End of May Double Header: I’m Dreaming, Marcie Accepted by Hawk and Cleaver, The Rabbit Hole
Messing with minds — mine, or yours? We go weeks without any new news of note, then, Bang!, two acceptances on the same day. Ah, the writing life.
So, no time to waste, both with contracts attached, signed and sent back this p.m. The first from British publisher Hawk & Cleaver for THE OTHER STORIES PODCAST plus possible year’s end anthology in print and/or electronic. The email (from Editor “Kez”) was thus: We loved this story. Fun and bonkers and gory!/ We’d love to run it on the main feed./ I’ve attached your paperwork. Could you also confirm your Paypal email address?

The story a reprint, “I/m Dreaming Of A. . . .,” originally published by Untreed Reads in December 2011, and met again on these pages just last month re. the Hurricane Ian relief anthology MONSTROM (see April 22, et al.). The tale, perhaps to come out around Christmas?, is as implied in the wording of its acceptance about mad, bad weather. As well as gory.
Then for the second, another reprint originally appearing in BlackWyrm Publishing’s 2015 cinema/horror anthology REEL DARK, “Marcie and Her Sisters” (cf. April 28 2016, November 15, May 19 2015, et al.). The call for the Writers’ Co-op’s annual THE RABBIT HOLE anthology, this year’s (Volume 6) theme “Destination: Journey,” explained, [i]n a simple sense, the journey itself being the destination can be taken literally or as a metaphor for life. On the other hand, as a non-sequitur it can mean almost anything — think Kafka, Bierce, Serling, or Lovecraft — and we’re really looking forward to your interpretation, because falling into the Rabbit Hole is always a strange and different experience. What we’re looking for are odd, unusual stories where the journey can be the destination, or the destination the journey, anything at all — happy, sad, good, bad, or even indifferent. Stories can emphasize whatever floats, or sinks, your boat. Just remember to keep it weird as befitting a trip down the Rabbit Hole.

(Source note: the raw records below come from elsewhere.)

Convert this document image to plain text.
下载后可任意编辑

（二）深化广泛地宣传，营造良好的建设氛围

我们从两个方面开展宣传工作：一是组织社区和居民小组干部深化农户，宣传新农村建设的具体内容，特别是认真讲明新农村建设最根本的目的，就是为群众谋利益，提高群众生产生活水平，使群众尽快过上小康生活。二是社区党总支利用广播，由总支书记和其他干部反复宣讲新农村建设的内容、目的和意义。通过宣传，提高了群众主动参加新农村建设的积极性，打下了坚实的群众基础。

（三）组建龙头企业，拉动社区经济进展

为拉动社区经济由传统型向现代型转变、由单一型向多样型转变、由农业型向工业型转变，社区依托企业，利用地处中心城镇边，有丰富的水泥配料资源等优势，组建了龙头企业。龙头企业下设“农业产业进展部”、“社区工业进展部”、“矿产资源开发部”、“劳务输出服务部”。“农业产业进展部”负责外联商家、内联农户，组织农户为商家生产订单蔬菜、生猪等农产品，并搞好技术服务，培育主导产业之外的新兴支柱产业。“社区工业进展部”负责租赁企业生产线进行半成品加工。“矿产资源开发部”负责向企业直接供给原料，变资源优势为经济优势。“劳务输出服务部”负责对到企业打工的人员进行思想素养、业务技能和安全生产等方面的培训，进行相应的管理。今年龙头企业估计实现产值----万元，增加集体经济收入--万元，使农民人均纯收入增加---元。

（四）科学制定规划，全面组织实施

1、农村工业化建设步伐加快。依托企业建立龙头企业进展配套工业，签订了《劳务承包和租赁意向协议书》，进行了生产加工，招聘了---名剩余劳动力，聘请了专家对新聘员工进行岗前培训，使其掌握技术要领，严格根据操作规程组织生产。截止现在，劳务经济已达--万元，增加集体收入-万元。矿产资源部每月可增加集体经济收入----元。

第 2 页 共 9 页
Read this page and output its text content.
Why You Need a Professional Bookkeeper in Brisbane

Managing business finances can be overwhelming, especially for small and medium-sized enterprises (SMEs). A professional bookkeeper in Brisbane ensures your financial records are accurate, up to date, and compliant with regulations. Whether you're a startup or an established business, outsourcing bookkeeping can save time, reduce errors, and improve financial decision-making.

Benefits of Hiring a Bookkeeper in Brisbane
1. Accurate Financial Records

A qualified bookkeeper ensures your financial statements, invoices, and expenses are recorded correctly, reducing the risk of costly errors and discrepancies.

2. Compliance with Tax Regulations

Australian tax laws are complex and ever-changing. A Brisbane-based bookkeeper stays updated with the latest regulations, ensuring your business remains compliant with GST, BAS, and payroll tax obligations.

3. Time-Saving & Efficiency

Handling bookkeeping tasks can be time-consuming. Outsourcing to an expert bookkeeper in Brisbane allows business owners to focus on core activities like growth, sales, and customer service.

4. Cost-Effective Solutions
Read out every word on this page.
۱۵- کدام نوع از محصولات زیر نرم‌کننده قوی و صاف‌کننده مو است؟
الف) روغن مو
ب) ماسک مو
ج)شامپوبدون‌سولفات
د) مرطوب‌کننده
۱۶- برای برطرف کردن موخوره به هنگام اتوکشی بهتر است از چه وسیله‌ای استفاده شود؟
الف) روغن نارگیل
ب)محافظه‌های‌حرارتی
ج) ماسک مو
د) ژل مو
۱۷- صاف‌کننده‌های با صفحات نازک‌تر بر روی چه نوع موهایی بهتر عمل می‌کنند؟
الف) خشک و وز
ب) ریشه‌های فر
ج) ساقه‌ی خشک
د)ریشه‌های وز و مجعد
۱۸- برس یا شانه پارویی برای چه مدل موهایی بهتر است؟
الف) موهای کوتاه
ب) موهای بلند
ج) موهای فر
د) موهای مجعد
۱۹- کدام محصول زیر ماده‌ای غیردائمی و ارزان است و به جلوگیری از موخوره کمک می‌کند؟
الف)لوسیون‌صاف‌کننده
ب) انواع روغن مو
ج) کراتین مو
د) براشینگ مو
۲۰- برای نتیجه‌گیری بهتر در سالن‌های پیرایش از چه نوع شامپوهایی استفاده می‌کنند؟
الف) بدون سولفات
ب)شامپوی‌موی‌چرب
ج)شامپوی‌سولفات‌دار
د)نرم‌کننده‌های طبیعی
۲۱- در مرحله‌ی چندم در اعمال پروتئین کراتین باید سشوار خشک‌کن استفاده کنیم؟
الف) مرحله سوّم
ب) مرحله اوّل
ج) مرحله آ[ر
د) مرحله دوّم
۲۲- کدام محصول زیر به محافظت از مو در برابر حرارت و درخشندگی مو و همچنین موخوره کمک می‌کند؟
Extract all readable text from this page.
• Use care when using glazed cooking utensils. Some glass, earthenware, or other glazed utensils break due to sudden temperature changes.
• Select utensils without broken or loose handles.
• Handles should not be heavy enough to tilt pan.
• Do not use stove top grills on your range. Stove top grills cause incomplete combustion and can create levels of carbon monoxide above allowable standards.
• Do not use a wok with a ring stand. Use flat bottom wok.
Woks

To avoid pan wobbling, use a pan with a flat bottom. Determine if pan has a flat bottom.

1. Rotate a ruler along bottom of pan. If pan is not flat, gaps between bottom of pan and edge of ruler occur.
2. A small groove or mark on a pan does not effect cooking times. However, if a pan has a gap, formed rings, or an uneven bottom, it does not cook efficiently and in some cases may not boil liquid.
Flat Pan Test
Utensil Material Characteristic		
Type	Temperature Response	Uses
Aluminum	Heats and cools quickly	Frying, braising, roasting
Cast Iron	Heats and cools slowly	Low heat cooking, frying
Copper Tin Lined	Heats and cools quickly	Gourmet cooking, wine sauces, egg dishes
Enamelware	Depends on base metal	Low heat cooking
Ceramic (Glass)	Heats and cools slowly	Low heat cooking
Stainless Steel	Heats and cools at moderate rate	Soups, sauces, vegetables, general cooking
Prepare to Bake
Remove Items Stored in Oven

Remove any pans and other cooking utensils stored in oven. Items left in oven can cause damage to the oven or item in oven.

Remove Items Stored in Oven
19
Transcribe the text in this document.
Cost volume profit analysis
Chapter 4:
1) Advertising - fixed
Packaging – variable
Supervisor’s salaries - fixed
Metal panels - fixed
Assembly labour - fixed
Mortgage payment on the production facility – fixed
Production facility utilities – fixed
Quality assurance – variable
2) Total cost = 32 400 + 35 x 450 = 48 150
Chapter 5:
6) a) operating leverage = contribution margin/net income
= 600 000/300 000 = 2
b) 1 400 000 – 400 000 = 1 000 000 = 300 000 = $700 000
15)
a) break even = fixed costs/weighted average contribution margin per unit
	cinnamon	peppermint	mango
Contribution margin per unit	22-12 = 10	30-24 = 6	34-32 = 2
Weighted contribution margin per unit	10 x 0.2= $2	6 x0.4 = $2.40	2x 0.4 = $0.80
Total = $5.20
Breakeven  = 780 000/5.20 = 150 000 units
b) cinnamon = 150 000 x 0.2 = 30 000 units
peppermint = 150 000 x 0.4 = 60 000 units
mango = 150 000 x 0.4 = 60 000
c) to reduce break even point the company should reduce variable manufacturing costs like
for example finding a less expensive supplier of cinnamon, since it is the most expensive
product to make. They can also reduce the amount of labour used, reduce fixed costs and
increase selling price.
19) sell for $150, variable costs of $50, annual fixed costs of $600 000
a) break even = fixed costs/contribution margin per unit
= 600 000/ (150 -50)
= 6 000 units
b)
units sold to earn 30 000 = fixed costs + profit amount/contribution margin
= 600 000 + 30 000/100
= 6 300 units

That seems simple enough! (THE RABBIT HOLE also, I might add, like MONSTROM with a tie-in to charity, this one with option for royalties to go to the Against Malaria Foundation.)
And as for mind-melting, “Marcie and Her Sisters” decide one day they might marry zombies — or do they? In any event, the journey (ah, now!) is not one wholly filled with flowers and butterflies. Oh, no! Nor is the narrator entirely reliable. . . .
The bottom line, from Editor Tom Wolosz: Congratulations. The editorial committee has reviewed your story, “Marcie,” and would be very happy to include it in our upcoming anthology, THE RABBIT HOLE VI. I must say, we all enjoyed it very much.